Figure 9: Power Spectral Density

Figure 10

Figure 10: Statistical and Spectral Values

Results And Discussion

The system was initially tested on number of subjects to analyze its performance and assess its suitability for research. Accuracy of wireless system was compared with ECG system. This was done by recording ECG and output of cardiopulse receiver simultaneously, from same subject using two-channel Picotech ADC card (ADC100). Recordings are shown in fig.11.

Figure 11

Figure 11: Comparison between Recording using ECG and Wireless System

It was observed that results obtained by developed system are cent-to-cent percent comparable with the system using ECG. Results show that wireless system is most appropriate for this type of research. Furthermore, no electrodes need to be connected to the subject to acquire the data. We measured time and frequency domain based indices for 15 subjects. Results obtained are comparable with existing HRV analysis systems. The mean results obtained are shown in Table 1.

Figure 12

Table 1: RRV Measurements on Normal Subjects

A cardiosport pulse transmitter belt is probably the easiest way to detect RR-interval times.

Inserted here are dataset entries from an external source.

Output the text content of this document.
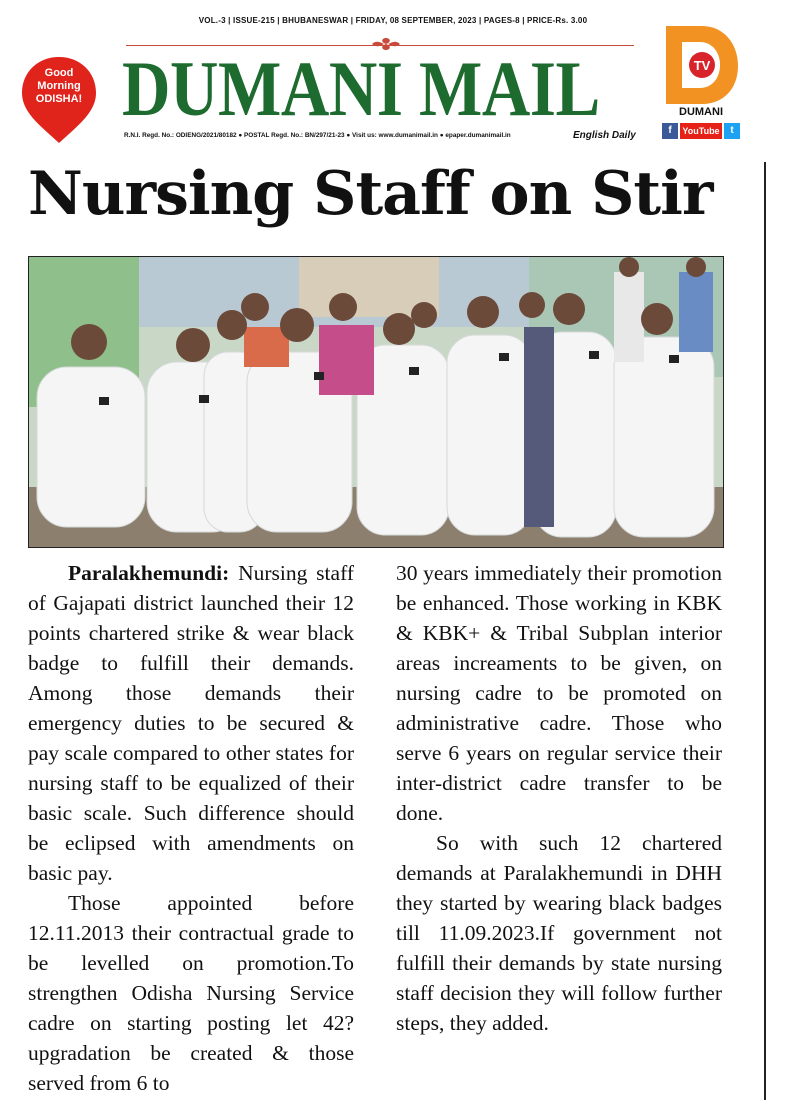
VOL.-3 | ISSUE-215 | BHUBANESWAR | FRIDAY, 08 SEPTEMBER, 2023 | PAGES-8 | PRICE-Rs. 3.00
Good
Morning
ODISHA! DUMANI MAIL
R.N.I. Regd. No.: ODIENG/2021/80182 ● POSTAL Regd. No.: BN/297/21-23 ● Visit us: www.dumanimail.in ● epaper.dumanimail.in	English Daily
TV
DUMANI
f	YouTube	t
Nursing Staff on Stir

Paralakhemundi: Nursing staff of Gajapati district launched their 12 points chartered strike & wear black badge to fulfill their demands. Among those demands their emergency duties to be secured & pay scale compared to other states for nursing staff to be equalized of their basic scale. Such difference should be eclipsed with amendments on basic pay.

Those appointed before 12.11.2013 their contractual grade to be levelled on promotion.To strengthen Odisha Nursing Service cadre on starting posting let 42? upgradation be created & those served from 6 to

30 years immediately their promotion be enhanced. Those working in KBK & KBK+ & Tribal Subplan interior areas increaments to be given, on nursing cadre to be promoted on administrative cadre. Those who serve 6 years on regular service their inter-district cadre transfer to be done.

So with such 12 chartered demands at Paralakhemundi in DHH they started by wearing black badges till 11.09.2023.If government not fulfill their demands by state nursing staff decision they will follow further steps, they added.
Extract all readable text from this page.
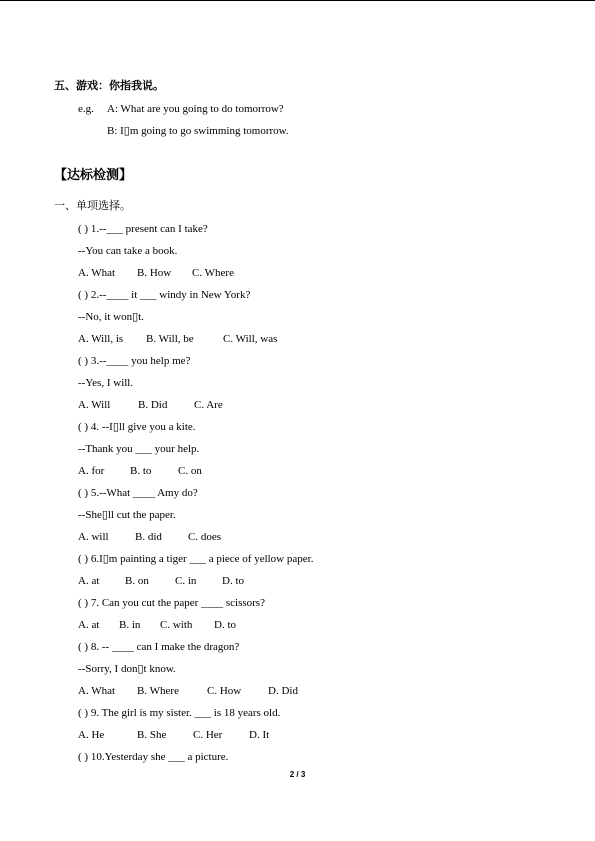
五、游戏：你指我说。
e.g. A: What are you going to do tomorrow?
B: I▯m going to go swimming tomorrow.
【达标检测】
一、单项选择。
( ) 1.--___ present can I take?
--You can take a book.
A. What B. How C. Where
( ) 2.--____ it ___ windy in New York?
--No, it won▯t.
A. Will, is B. Will, be	C. Will, was
( ) 3.--____ you help me?
--Yes, I will.
A. Will	B. Did C. Are
( ) 4. --I▯ll give you a kite.
--Thank you ___ your help.
A. for B. to C. on
( ) 5.--What ____ Amy do?
--She▯ll cut the paper.
A. will B. did C. does
( ) 6.I▯m painting a tiger ___ a piece of yellow paper.
A. at B. on C. in D. to
( ) 7. Can you cut the paper ____ scissors?
A. at B. in C. with D. to
( ) 8. -- ____ can I make the dragon?
--Sorry, I don▯t know.
A. What B. Where	C. How D. Did
( ) 9. The girl is my sister. ___ is 18 years old.
A. He	B. She C. Her D. It
( ) 10.Yesterday she ___ a picture.
2 / 3
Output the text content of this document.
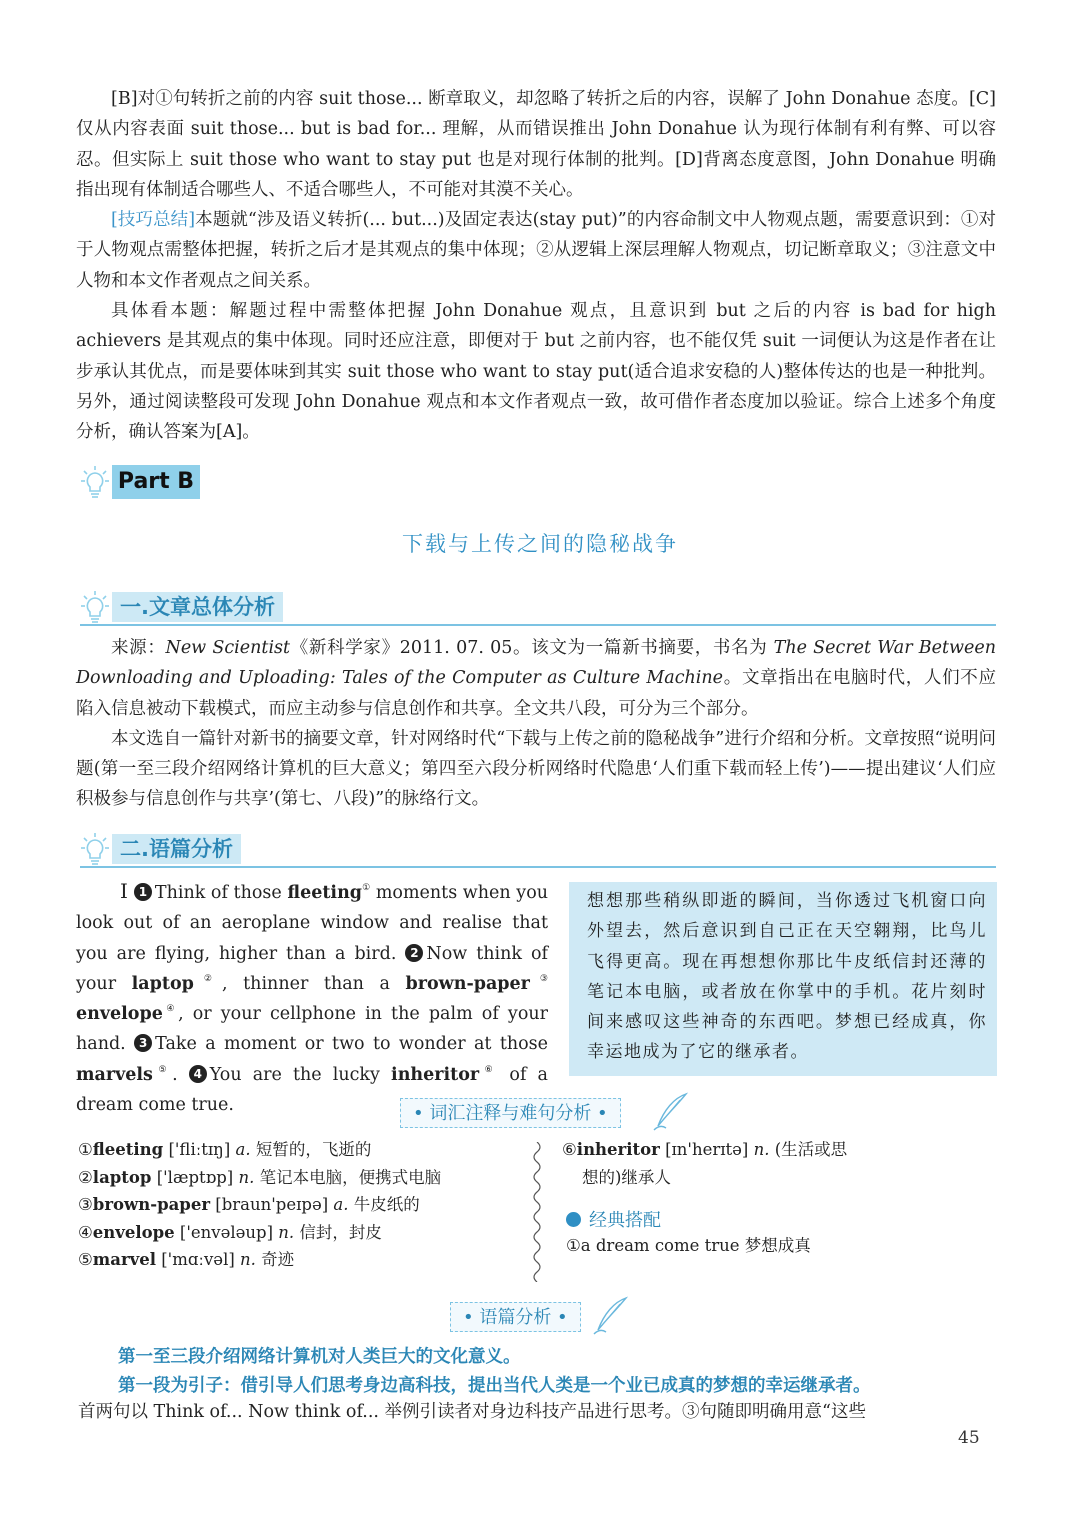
[B]对①句转折之前的内容 suit those... 断章取义，却忽略了转折之后的内容，误解了 John Donahue 态度。[C]仅从内容表面 suit those... but is bad for... 理解，从而错误推出 John Donahue 认为现行体制有利有弊、可以容忍。但实际上 suit those who want to stay put 也是对现行体制的批判。[D]背离态度意图，John Donahue 明确指出现有体制适合哪些人、不适合哪些人，不可能对其漠不关心。

[技巧总结]本题就“涉及语义转折(... but...)及固定表达(stay put)”的内容命制文中人物观点题，需要意识到：①对于人物观点需整体把握，转折之后才是其观点的集中体现；②从逻辑上深层理解人物观点，切记断章取义；③注意文中人物和本文作者观点之间关系。

具体看本题：解题过程中需整体把握 John Donahue 观点，且意识到 but 之后的内容 is bad for high achievers 是其观点的集中体现。同时还应注意，即便对于 but 之前内容，也不能仅凭 suit 一词便认为这是作者在让步承认其优点，而是要体味到其实 suit those who want to stay put(适合追求安稳的人)整体传达的也是一种批判。另外，通过阅读整段可发现 John Donahue 观点和本文作者观点一致，故可借作者态度加以验证。综合上述多个角度分析，确认答案为[A]。

Part B
下载与上传之间的隐秘战争
一.文章总体分析

来源：New Scientist《新科学家》2011. 07. 05。该文为一篇新书摘要，书名为 The Secret War Between Downloading and Uploading: Tales of the Computer as Culture Machine。文章指出在电脑时代，人们不应陷入信息被动下载模式，而应主动参与信息创作和共享。全文共八段，可分为三个部分。

本文选自一篇针对新书的摘要文章，针对网络时代“下载与上传之前的隐秘战争”进行介绍和分析。文章按照“说明问题(第一至三段介绍网络计算机的巨大意义；第四至六段分析网络时代隐患‘人们重下载而轻上传’)——提出建议‘人们应积极参与信息创作与共享’(第七、八段)”的脉络行文。

二.语篇分析
I 1 Think of those fleeting① moments when you look out of an aeroplane window and realise that you are flying, higher than a bird. 2 Now think of your laptop②, thinner than a brown-paper③ envelope④, or your cellphone in the palm of your hand. 3 Take a moment or two to wonder at those marvels⑤. 4 You are the lucky inheritor⑥ of a dream come true.
想想那些稍纵即逝的瞬间，当你透过飞机窗口向外望去，然后意识到自己正在天空翱翔，比鸟儿飞得更高。现在再想想你那比牛皮纸信封还薄的笔记本电脑，或者放在你掌中的手机。花片刻时间来感叹这些神奇的东西吧。梦想已经成真，你幸运地成为了它的继承者。
• 词汇注释与难句分析 •
①fleeting ['fliːtɪŋ] a. 短暂的，飞逝的
②laptop ['læptɒp] n. 笔记本电脑，便携式电脑
③brown-paper [braun'peɪpə] a. 牛皮纸的
④envelope ['envələup] n. 信封，封皮
⑤marvel ['mɑːvəl] n. 奇迹
⑥inheritor [ɪn'herɪtə] n. (生活或思
想的)继承人
经典搭配
①a dream come true 梦想成真
• 语篇分析 •
第一至三段介绍网络计算机对人类巨大的文化意义。
第一段为引子：借引导人们思考身边高科技，提出当代人类是一个业已成真的梦想的幸运继承者。
首两句以 Think of... Now think of... 举例引读者对身边科技产品进行思考。③句随即明确用意“这些
45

It is lightweight, waterproof, comfortable, and accurate. The developed receiver has optimum performance to acquire RR series signals from the subject in the range of about one meter. The system is flexible; data can be collected while the subject is at rest or doing exercise. The system is capable of analyzing ECG signal to get: Mean-RR, SD-RR, VLF, LF, HF, Total Power and ratio LF/HF values.